Today, a third of world trade again passes through Djibouti's straits and a similar mix of characters roam the streets and docks. A South African diplomat pointed to Djibouti on a map and told us, "This is the future."
4 Mars offers a bright window into its past, when an African country was building itself from scratch. Their name—Quatre Mars in French—translates as the 4th of March (1977), the founding date of The People's Rally for Progress, the political party in charge of Djibouti since independence. 4 Mars was the party's band.
Master reels at the RTD Archive.Photo courtesy of Ostinato Records.
Young countries need unity. Djibouti's leaders saw music, and 4 Mars especially, as the ideal soundtrack to an independent era. Almost all music was brought under the state's wing. But this is not propaganda music. In the context of a new country, think about what "propaganda" means. You have a divided society. You need to build a national identity and instill values. Look at the track titles: Power. Compassion. Motherland. Gratitude. Hello, Peace! These are not just songs, but the nurturing of a country performed by world-class musicians.
An off-limits archive aside, 4 Mars is unknown outside the region because of its 40-member Olympic-style entourage, staffed by actors, singers, dancers, musicians, and percussionists. Only wealthy leaders like Libya's Muammar Gaddafi brought them on tour.

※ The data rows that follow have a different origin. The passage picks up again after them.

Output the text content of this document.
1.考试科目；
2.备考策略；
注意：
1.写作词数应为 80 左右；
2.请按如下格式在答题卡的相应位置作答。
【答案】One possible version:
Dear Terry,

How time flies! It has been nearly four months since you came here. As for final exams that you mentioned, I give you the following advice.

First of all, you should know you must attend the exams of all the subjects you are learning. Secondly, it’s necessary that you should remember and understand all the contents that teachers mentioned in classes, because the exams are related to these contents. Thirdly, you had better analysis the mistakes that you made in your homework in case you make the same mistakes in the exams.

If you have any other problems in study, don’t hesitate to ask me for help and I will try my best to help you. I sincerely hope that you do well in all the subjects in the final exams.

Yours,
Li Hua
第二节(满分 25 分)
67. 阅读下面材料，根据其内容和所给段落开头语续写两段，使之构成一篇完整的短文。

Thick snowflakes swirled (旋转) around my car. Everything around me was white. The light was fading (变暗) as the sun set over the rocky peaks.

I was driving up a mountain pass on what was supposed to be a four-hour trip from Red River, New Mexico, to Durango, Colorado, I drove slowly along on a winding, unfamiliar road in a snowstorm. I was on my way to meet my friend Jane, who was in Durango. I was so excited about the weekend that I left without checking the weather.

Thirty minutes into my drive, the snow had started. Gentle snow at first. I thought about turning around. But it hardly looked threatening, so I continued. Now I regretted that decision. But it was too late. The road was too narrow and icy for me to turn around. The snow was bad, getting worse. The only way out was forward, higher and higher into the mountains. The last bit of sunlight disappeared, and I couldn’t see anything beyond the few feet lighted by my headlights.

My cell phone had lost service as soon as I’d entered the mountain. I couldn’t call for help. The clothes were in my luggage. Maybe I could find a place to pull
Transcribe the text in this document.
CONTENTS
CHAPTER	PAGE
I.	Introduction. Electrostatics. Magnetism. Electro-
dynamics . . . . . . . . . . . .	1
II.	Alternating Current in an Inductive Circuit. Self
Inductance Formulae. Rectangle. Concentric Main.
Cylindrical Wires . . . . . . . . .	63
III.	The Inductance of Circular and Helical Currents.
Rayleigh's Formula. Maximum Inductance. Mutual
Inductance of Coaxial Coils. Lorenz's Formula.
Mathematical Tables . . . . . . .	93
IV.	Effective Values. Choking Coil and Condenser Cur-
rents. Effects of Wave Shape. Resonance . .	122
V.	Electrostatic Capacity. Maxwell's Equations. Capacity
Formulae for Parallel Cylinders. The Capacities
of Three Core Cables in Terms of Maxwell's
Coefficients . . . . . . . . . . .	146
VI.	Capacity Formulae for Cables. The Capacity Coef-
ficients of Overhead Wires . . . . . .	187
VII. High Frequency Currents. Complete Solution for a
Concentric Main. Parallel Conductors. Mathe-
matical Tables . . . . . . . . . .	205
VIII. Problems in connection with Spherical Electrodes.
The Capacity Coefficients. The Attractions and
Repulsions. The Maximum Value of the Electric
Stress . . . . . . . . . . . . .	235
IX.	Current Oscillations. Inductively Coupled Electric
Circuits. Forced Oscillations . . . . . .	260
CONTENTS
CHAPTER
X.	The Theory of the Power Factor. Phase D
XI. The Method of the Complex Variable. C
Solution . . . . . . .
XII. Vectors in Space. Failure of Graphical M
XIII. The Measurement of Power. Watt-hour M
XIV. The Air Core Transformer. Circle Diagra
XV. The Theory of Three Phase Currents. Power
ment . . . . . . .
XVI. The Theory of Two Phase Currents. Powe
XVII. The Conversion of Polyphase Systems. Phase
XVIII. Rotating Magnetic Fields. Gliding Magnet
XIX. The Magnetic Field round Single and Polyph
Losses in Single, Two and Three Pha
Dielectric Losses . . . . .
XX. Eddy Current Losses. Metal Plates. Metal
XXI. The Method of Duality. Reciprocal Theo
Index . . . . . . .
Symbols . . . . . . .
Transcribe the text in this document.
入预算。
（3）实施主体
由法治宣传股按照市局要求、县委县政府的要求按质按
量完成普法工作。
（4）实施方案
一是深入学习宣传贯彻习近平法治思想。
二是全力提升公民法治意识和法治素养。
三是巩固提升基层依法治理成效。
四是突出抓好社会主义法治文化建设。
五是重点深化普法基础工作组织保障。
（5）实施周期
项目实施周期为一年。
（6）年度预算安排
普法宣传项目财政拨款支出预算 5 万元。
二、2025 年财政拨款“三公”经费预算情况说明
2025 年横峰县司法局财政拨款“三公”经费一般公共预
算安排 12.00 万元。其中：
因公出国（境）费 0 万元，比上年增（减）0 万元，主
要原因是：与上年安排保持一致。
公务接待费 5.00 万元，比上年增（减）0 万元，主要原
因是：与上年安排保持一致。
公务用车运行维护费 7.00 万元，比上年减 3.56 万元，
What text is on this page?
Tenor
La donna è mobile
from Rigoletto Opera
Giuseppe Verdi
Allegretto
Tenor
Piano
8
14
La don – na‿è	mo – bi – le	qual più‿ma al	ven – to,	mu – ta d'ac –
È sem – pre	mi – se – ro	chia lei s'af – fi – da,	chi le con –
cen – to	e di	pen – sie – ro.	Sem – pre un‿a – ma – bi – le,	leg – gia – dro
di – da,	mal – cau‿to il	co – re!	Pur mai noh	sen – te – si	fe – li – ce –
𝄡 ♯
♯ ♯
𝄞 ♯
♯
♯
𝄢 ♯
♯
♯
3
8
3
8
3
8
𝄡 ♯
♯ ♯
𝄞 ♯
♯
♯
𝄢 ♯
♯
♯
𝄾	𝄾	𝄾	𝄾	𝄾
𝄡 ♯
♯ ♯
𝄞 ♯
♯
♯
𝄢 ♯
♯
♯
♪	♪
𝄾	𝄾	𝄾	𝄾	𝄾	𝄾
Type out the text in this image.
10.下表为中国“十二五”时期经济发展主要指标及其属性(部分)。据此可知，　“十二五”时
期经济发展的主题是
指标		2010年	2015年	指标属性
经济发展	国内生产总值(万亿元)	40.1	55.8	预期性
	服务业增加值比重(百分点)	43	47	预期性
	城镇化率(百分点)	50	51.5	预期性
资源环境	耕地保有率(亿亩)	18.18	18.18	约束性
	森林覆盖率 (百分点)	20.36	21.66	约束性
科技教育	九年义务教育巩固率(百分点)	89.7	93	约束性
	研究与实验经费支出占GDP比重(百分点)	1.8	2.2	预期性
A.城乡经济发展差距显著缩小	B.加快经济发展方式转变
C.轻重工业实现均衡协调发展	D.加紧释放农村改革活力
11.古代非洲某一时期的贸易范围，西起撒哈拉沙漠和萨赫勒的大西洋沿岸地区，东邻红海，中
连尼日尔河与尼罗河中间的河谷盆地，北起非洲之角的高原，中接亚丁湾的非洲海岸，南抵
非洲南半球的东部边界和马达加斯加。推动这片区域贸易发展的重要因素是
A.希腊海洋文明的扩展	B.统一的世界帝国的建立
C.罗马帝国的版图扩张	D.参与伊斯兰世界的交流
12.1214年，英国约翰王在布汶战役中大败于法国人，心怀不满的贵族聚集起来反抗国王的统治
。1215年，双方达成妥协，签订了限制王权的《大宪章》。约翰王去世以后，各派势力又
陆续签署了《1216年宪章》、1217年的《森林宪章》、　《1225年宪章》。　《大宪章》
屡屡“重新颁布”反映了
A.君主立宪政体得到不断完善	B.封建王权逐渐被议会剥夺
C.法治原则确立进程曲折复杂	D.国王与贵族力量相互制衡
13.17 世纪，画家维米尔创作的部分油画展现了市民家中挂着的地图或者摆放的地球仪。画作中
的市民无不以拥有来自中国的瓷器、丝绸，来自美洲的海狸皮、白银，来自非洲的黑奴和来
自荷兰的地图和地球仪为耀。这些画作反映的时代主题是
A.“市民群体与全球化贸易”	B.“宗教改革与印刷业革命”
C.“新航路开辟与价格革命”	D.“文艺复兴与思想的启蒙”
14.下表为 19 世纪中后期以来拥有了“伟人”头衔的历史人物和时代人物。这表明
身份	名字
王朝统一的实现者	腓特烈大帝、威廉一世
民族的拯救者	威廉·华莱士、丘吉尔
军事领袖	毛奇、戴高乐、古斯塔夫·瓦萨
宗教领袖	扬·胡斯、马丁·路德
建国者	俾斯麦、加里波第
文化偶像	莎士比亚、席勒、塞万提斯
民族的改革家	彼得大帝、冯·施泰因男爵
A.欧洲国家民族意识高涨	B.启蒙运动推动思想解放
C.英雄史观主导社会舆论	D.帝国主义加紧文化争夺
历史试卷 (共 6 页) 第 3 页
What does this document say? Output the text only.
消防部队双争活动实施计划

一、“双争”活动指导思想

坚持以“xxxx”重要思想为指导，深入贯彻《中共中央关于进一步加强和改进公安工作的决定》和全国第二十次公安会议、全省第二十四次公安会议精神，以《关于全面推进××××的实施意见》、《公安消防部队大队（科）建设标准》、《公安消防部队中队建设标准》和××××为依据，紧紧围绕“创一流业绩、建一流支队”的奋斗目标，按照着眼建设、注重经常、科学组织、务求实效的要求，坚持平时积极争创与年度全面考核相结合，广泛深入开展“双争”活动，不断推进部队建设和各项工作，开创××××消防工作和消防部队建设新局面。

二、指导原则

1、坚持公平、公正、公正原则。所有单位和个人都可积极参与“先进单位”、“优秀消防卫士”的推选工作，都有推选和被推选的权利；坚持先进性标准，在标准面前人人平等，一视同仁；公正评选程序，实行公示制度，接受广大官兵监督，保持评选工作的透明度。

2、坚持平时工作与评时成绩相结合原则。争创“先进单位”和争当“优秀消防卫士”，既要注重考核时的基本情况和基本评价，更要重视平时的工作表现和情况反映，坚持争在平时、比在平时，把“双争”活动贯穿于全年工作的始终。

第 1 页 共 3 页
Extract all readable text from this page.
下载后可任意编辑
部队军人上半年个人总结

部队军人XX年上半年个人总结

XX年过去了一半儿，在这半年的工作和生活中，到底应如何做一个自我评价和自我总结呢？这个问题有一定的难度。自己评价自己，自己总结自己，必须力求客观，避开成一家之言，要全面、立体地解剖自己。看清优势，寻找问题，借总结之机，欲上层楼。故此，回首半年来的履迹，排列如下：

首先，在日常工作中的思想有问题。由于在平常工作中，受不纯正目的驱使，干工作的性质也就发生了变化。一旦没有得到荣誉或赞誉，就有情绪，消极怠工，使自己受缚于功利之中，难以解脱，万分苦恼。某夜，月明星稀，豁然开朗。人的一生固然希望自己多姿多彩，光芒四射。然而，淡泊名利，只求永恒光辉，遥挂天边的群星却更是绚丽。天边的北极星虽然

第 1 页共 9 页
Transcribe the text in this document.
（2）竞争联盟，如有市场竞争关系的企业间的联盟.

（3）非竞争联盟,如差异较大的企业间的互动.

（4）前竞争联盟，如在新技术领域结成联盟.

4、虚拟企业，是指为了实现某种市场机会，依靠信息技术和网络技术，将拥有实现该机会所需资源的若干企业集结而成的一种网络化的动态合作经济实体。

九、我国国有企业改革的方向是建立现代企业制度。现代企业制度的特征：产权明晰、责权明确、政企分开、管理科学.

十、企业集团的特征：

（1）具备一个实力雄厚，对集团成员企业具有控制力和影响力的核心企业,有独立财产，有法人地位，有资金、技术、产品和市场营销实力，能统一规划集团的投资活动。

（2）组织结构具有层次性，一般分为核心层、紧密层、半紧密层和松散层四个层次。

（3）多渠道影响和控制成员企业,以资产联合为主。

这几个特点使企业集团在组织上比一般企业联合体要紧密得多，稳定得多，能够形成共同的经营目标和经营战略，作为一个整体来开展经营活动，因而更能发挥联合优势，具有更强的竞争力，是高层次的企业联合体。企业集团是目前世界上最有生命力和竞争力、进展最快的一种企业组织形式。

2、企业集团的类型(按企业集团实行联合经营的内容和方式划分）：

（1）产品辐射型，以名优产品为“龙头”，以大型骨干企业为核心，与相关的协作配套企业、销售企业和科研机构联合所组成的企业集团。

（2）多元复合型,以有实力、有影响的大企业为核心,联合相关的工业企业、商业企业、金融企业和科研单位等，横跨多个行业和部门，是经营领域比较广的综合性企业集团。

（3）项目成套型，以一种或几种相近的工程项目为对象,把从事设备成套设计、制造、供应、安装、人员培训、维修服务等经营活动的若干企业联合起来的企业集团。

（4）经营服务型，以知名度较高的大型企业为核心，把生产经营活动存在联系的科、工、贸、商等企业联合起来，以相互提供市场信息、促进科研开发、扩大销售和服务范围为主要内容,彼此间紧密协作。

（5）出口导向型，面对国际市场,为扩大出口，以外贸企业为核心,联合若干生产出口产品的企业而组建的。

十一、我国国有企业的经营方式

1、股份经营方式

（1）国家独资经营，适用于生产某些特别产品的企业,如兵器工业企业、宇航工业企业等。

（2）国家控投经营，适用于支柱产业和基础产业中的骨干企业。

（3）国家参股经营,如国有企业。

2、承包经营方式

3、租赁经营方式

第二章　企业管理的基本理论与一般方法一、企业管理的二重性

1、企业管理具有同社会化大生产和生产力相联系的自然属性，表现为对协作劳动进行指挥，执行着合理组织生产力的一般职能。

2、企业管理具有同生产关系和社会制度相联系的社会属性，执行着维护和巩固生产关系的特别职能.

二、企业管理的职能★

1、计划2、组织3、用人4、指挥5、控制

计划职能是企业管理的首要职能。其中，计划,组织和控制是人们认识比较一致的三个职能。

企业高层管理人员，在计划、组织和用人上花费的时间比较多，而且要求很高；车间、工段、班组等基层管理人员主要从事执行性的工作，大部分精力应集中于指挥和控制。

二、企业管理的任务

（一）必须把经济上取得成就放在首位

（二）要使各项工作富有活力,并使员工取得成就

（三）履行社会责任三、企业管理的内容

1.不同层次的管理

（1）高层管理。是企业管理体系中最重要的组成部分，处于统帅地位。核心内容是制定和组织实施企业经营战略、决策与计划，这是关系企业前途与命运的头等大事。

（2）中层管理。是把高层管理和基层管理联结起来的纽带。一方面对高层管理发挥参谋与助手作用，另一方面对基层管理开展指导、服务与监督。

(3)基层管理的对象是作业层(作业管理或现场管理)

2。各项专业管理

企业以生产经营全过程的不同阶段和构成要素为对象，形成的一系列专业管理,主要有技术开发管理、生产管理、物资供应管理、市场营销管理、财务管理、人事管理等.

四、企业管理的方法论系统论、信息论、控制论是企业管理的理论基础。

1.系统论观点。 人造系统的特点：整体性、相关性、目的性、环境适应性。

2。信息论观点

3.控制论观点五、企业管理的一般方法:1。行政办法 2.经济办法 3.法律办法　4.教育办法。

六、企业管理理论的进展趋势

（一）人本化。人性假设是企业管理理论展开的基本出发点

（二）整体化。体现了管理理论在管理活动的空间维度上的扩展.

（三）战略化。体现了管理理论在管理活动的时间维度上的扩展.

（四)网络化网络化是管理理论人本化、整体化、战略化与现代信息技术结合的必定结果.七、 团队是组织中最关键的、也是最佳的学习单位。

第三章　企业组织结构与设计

At home, the once-lavish national theater, dilapidated and out of commission for years, was the center stage of 4 Mars' legendary live shows. A new 800-seat theater built by China and training in analog music technology at Chinese universities for the young archivists at RTD offer opportunities for a revival.
Mohamed Abdi Alto (L), 4 Mars' chief sax player, and bandmates in Djibouti, 1990s.Photo courtesy of Ostinato Records.
Ostinato Records operates on the guiding principle that no physical historic recordings should leave a country and agreements with archives should be a win-win trade, not aid. Part of the deal for archival access and licensing rights included a finely refurbished Technics reel-to-reel player from the '70s with upgraded software to replace a worn-out model for RTD to continue their digital preservation of the entire archive in high-quality.
Compiled from master tapes and reels, all recordings were done in RTD's studios and during live performances at the national theater between 1977 and 1994. Authorized by both RTD and The Palace of the People, which founded and oversees 4 Mars, this seminal anthology of a Goliath of a Somali group is a perspective-shifting journey through ancient trade routes and the currents of history that gave this small but grand Red Sea hub a signature music style that in every sense reveals a truer story of our world. Listen to Djibouti's past so you can keep an eye on its promising future.